Social Networks and Digital Sharecropping
posted in Web2.0 |I was reading Deborah Finn’s curmugeonly post about Facebook. I have been having curmudgeonly thoughts about social networks in general. My curmugeonly thoughts fall into three basic categories of sucks: time suck, content suck, privacy suck.
Time suck: Social networks are a time suck. Signing up for new ones, making profiles, adding friends, adding applications, etc. etc. And, yet another login and password. At least the content-focused social networks, like del.icio.us, or flickr, or my personal favorite, our own Social Source Commons, there is some there there. I have reached social network burn-out, and I refuse to join another one, unless there is something truly compelling, and something I could not accomplish in any other way.
Content suck: And why do the for-profit social networks exist, when you really get down to it?
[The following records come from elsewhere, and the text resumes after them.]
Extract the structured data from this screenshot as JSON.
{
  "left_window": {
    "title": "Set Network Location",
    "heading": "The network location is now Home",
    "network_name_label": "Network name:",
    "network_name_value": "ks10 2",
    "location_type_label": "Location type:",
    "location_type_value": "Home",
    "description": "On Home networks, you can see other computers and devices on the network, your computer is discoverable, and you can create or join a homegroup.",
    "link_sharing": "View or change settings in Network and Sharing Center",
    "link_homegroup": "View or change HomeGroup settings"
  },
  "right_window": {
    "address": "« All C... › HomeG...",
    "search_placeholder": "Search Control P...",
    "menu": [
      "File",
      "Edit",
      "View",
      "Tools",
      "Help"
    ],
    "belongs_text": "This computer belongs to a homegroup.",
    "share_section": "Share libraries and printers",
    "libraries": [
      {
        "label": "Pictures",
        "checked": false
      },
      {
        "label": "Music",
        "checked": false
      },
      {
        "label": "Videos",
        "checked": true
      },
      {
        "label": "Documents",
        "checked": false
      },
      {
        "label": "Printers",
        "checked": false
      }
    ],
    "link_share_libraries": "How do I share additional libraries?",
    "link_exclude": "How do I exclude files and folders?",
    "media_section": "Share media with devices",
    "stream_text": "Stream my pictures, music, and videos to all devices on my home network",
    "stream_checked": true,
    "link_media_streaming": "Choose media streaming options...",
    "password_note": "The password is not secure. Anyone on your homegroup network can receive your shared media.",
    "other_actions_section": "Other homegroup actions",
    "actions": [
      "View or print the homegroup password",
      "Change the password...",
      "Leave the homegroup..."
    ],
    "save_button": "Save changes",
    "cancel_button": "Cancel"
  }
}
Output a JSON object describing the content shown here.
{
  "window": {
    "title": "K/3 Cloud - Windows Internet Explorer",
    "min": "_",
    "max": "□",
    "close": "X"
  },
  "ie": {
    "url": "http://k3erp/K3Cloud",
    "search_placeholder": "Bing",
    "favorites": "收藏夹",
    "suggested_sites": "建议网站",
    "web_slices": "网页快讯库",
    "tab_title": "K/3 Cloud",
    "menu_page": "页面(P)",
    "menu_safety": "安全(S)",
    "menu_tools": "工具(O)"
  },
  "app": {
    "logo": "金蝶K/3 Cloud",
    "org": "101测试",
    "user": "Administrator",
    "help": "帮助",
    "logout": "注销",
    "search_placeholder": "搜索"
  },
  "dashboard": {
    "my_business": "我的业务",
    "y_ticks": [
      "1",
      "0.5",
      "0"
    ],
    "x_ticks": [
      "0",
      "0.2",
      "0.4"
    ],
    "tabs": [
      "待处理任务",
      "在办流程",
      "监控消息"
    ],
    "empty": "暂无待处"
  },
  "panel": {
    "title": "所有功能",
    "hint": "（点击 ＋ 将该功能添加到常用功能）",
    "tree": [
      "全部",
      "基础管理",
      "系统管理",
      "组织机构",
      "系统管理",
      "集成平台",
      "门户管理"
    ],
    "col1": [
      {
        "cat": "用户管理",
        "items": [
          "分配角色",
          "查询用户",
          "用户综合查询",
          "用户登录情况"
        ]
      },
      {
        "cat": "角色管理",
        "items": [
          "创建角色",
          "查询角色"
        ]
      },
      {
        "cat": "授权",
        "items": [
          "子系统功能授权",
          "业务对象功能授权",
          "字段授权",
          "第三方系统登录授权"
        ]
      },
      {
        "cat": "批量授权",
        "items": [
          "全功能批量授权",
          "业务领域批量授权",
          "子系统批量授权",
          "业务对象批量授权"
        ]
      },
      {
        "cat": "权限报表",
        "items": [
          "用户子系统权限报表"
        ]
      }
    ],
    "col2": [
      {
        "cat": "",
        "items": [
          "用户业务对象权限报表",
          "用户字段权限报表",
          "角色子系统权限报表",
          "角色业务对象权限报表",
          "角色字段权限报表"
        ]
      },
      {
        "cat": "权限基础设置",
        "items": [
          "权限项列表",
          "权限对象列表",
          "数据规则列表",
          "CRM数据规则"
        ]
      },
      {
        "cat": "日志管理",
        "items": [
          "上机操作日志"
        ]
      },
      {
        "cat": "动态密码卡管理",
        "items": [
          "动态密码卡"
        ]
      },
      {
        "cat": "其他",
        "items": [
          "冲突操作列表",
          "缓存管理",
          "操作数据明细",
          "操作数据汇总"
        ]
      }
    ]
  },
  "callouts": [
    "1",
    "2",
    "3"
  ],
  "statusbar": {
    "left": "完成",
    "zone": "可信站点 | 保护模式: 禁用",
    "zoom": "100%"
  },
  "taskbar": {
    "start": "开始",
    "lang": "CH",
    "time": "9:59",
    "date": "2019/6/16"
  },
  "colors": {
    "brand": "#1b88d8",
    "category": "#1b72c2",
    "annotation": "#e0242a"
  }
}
Nick Carr, one of my favorite smart dudes, calls it digital sharecropping:
What’s being concentrated, in other words, is not content but the economic value of content. MySpace, Facebook, and many other businesses have realized that they can give away the tools of production but maintain ownership over the resulting products. One of the fundamental economic characteristics of Web 2.0 is the distribution of production into the hands of the many and the concentration of the economic rewards into the hands of the few. It’s a sharecropping system, but the sharecroppers are generally happy because their interest lies in self-expression or socializing, not in making money, and, besides, the economic value of each of their individual contributions is trivial. It’s only by aggregating those contributions on a massive scale - on a web scale - that the business becomes lucrative. To put it a different way, the sharecroppers operate happily in an attention economy while their overseers operate happily in a cash economy. In this view, the attention economy does not operate separately from the cash economy; it’s simply a means of creating cheap inputs for the cash economy.
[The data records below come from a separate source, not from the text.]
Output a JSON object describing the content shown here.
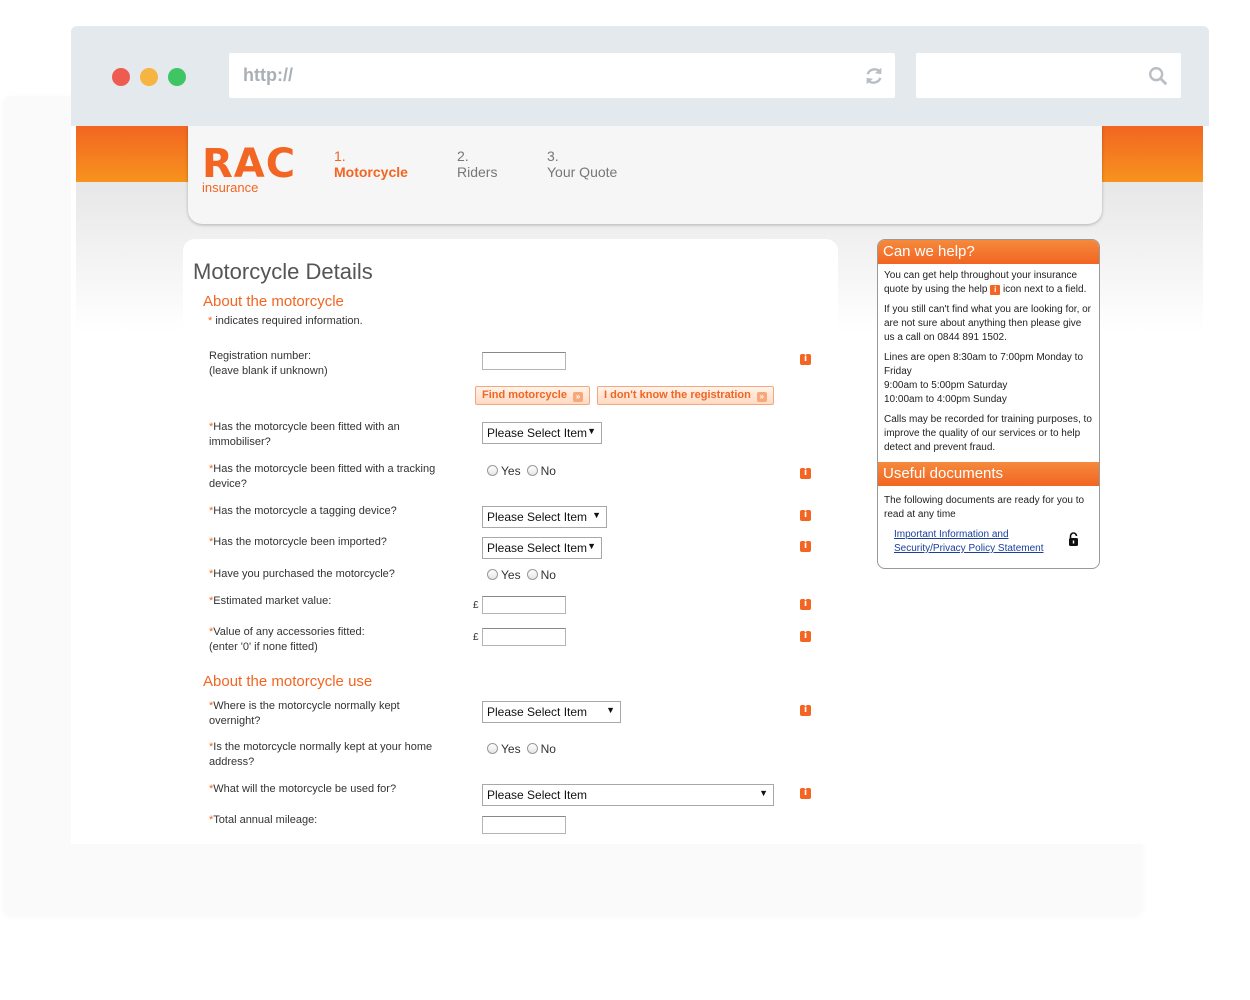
{
  "browser": {
    "url_text": "http://",
    "icons": [
      "reload-icon",
      "search-icon"
    ]
  },
  "header": {
    "logo_word": "RAC",
    "logo_sub": "insurance",
    "steps": [
      {
        "num": "1.",
        "label": "Motorcycle",
        "active": true
      },
      {
        "num": "2.",
        "label": "Riders",
        "active": false
      },
      {
        "num": "3.",
        "label": "Your Quote",
        "active": false
      }
    ]
  },
  "form": {
    "title": "Motorcycle Details",
    "section1": "About the motorcycle",
    "required_star": "*",
    "required_note": " indicates required information.",
    "section2": "About the motorcycle use",
    "reg_label_1": "Registration number:",
    "reg_label_2": "(leave blank if unknown)",
    "btn_find": "Find motorcycle",
    "btn_dont_know": "I don't know the registration",
    "q_immobiliser": "Has the motorcycle been fitted with an immobiliser?",
    "q_tracking": "Has the motorcycle been fitted with a tracking device?",
    "q_tagging": "Has the motorcycle a tagging device?",
    "q_imported": "Has the motorcycle been imported?",
    "q_purchased": "Have you purchased the motorcycle?",
    "q_market_value": "Estimated market value:",
    "q_accessories_1": "Value of any accessories fitted:",
    "q_accessories_2": "(enter '0' if none fitted)",
    "q_overnight": "Where is the motorcycle normally kept overnight?",
    "q_home": "Is the motorcycle normally kept at your home address?",
    "q_used_for": "What will the motorcycle be used for?",
    "q_mileage": "Total annual mileage:",
    "select_placeholder": "Please Select Item",
    "yes": "Yes",
    "no": "No",
    "pound": "£",
    "info_glyph": "i",
    "arrow_glyph": "▼"
  },
  "help": {
    "title1": "Can we help?",
    "p1a": "You can get help throughout your insurance quote by using the help ",
    "p1b": " icon next to a field.",
    "p2": "If you still can't find what you are looking for, or are not sure about anything then please give us a call on 0844 891 1502.",
    "p3a": "Lines are open 8:30am to 7:00pm Monday to Friday",
    "p3b": "9:00am to 5:00pm Saturday",
    "p3c": "10:00am to 4:00pm Sunday",
    "p4": "Calls may be recorded for training purposes, to improve the quality of our services or to help detect and prevent fraud.",
    "title2": "Useful documents",
    "p5": "The following documents are ready for you to read at any time",
    "doc_link": "Important Information and Security/Privacy Policy Statement"
  },
  "colors": {
    "brand": "#f26522",
    "link": "#1a3e9c"
  }
}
It’s a big chunk to digest, but it makes perfect sense. As I said in a post a while back, I know that Facebook is getting far more from my time spent on Facebook than I do. They own my profile, and whatever time I spend adding content. It’s not really mine, and I don’t like that.
Privacy Suck: Not so long ago, there was a little hiccup in Web 2.0 goodiness. A new social networking site, called “Quetchup” spammed (without permission) the contacts of people who signed up for the site. That’s because a lot of the social networking sites allow you to find other people on their site by giving them your gmail username and password, or your email contact list.
There is no question that the social networking space is evolving. But I’m not going to join another social network unless: 1) It is truly compelling on a content level, and provides a way to do things with content that is impossible otherwise, or, 2) It uses OpenID, 3) It has an open social graph, and 4) I have ownership and control of my own profile data.